Ne gerçeği diyor olabilirsiniz, görmek istenmeyenlerin gerçeği, Türkiye’nin gerçeği. Yaşanması çok zor iken anlatması da kolay olmuyor, zorlanıyorum ilk defa bir yazımda, boğazıma düğümleniyor kelimeler…
Ki izlediğim, okuduğum ve bunların sonucunda empati duygusuyla hissettiklerim sonucu zorlanıyorum yazmaya. Evet uyuduk hep, uyutulduk o güvenli sandığımız evlerde ama gerçeğe uyanış bu kadar acı olmamalıydı,dünyaya geleli birkaç ay olmuş bebek bunun bedelini ödememeliydi, annesini babasını tanımadan dünyanın adaletsizliğiyle acımasızlığıyla karşılaşmamalıydı…
Deprem; her ülke için doğal afet olsa da yaşadığımız ülke kaynaklı, sonuçları hayatla ödenmemeliydi. Ve yine sonucunda insanlık adına daha kötü senaryolar yaşanmasaydı, fırsatçılar bu durumu kullanmasaydı mesela, insanların fiziksel ve psikolojik olarak hayat savaşı verdikleri bir konu üzerinden yardım etmek isteyenlerin iyi niyeti kullanılarak, manevi duyguların maddiyata insanların hırs duyguları yüzünden dönüşmesi insanlık ayıbıdır.

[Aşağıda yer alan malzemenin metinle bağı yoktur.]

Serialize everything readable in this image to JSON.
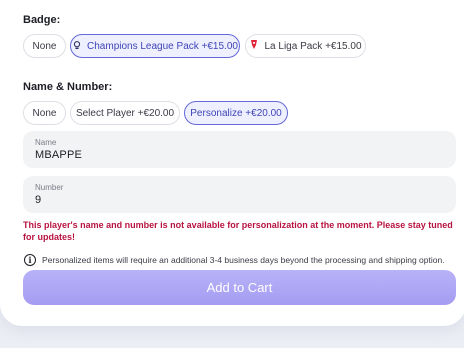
{
  "badge": {
    "label": "Badge:",
    "options": [
      {
        "label": "None",
        "icon": ""
      },
      {
        "label": "Champions League Pack +€15.00",
        "icon": "champions-league-icon"
      },
      {
        "label": "La Liga Pack +€15.00",
        "icon": "la-liga-icon"
      }
    ],
    "selected": "Champions League Pack +€15.00"
  },
  "name_number": {
    "label": "Name & Number:",
    "options": [
      {
        "label": "None"
      },
      {
        "label": "Select Player +€20.00"
      },
      {
        "label": "Personalize +€20.00"
      }
    ],
    "selected": "Personalize +€20.00"
  },
  "fields": {
    "name": {
      "label": "Name",
      "value": "MBAPPE"
    },
    "number": {
      "label": "Number",
      "value": "9"
    }
  },
  "error_text": "This player's name and number is not available for personalization at the moment. Please stay tuned for updates!",
  "info_text": "Personalized items will require an additional 3-4 business days beyond the processing and shipping option.",
  "add_to_cart_label": "Add to Cart",
  "colors": {
    "accent": "#6468d8",
    "error": "#b81340",
    "button": "#a59cf2"
  }
}
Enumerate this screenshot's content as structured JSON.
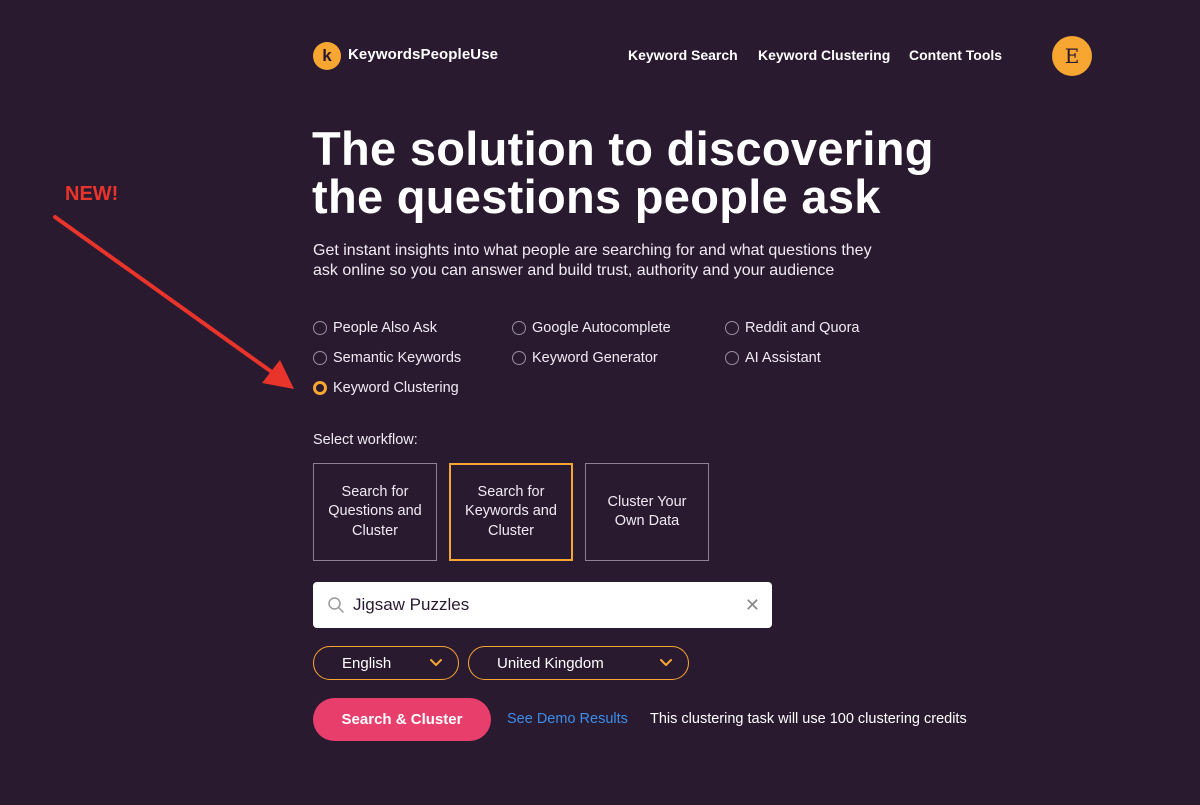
{
  "header": {
    "logo_mark": "k",
    "brand": "KeywordsPeopleUse",
    "nav": [
      "Keyword Search",
      "Keyword Clustering",
      "Content Tools"
    ],
    "avatar_initial": "E"
  },
  "annotation": {
    "label": "NEW!",
    "color": "#e8342b"
  },
  "hero": {
    "title_line1": "The solution to discovering",
    "title_line2": "the questions people ask",
    "subtitle_line1": "Get instant insights into what people are searching for and what questions they",
    "subtitle_line2": "ask online so you can answer and build trust, authority and your audience"
  },
  "tools": {
    "options": [
      {
        "label": "People Also Ask",
        "checked": false
      },
      {
        "label": "Google Autocomplete",
        "checked": false
      },
      {
        "label": "Reddit and Quora",
        "checked": false
      },
      {
        "label": "Semantic Keywords",
        "checked": false
      },
      {
        "label": "Keyword Generator",
        "checked": false
      },
      {
        "label": "AI Assistant",
        "checked": false
      },
      {
        "label": "Keyword Clustering",
        "checked": true
      }
    ]
  },
  "workflow": {
    "label": "Select workflow:",
    "cards": [
      {
        "label": "Search for Questions and Cluster",
        "active": false
      },
      {
        "label": "Search for Keywords and Cluster",
        "active": true
      },
      {
        "label": "Cluster Your Own Data",
        "active": false
      }
    ]
  },
  "search": {
    "value": "Jigsaw Puzzles",
    "icon": "search-icon",
    "clear_icon": "close-icon"
  },
  "filters": {
    "language": "English",
    "country": "United Kingdom"
  },
  "actions": {
    "primary_label": "Search & Cluster",
    "demo_label": "See Demo Results",
    "credit_note": "This clustering task will use 100 clustering credits"
  },
  "colors": {
    "background": "#2a1a30",
    "accent": "#f7a632",
    "primary_button": "#e83e6c",
    "link": "#3b8de8"
  }
}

Bu hayati savaş sürerken, ağır tahribatlar varken, insanlar sadece bir binanın enkazında değil önce canlarını sonra cananlarını kurtarmaya çalışırken ve geride onlar için korkan, üzülen bir topluluk varken, bir de marketleri yağmalayan hırsızlık suçuna insanlık suçunu da ekleyen yürek ve beyin yerlerinin taş ile kaplı olduğunu düşündüğüm bir kesim var…
Ateş düştüğü yeri yakar elbet ama az evvel söylediğim gibi taşıdığınız taştan bir kalp değilse ateş her yeri yakar. İnsanlar acılara yanarken, bir de yaptıklarının karşılığı bir kelime var mı? Yazarım ama ben bilmiyorum. İyi ki de bilmiyorum. Yüreğimin taşıyamayacağı ağırlıkta bir kelime olurdu çünkü…
İnsanların telefon şarjları, ömürlerine eşitken bir uygulama üzerinden geleceğin emanetçisi genç BEYİNLER hangi akla hizmet bilmiyorum insanları kandırıyorlar ve bununla eğlenebiliyorlar. Sözün bittiği çok yer var…
Acı ne çok şey var; insanların ya donarak ya da enkaz altında kalıp ölüme terkedilecek bedenleri gibi…
Şimdi aranızda vardır belki afad kurtarıyor ya diyenler, evet canla başla kurtarıyorlar fakat afad bir açıklamada bulunuyor: ” Ulaşamadığımız yer yok” diye, bu yüzden mi Haluk Levent hala yardım tweet’i paylaşan enkaz altında soğukta, aç-susuz, yaralı, bekleyen toplam sayıyı şehir şehir paylaşıyor.
Kim olduğu farketmeksizin acıya çare olmayan insanlar, neden insanların kanayan yarasına tuz basıyor?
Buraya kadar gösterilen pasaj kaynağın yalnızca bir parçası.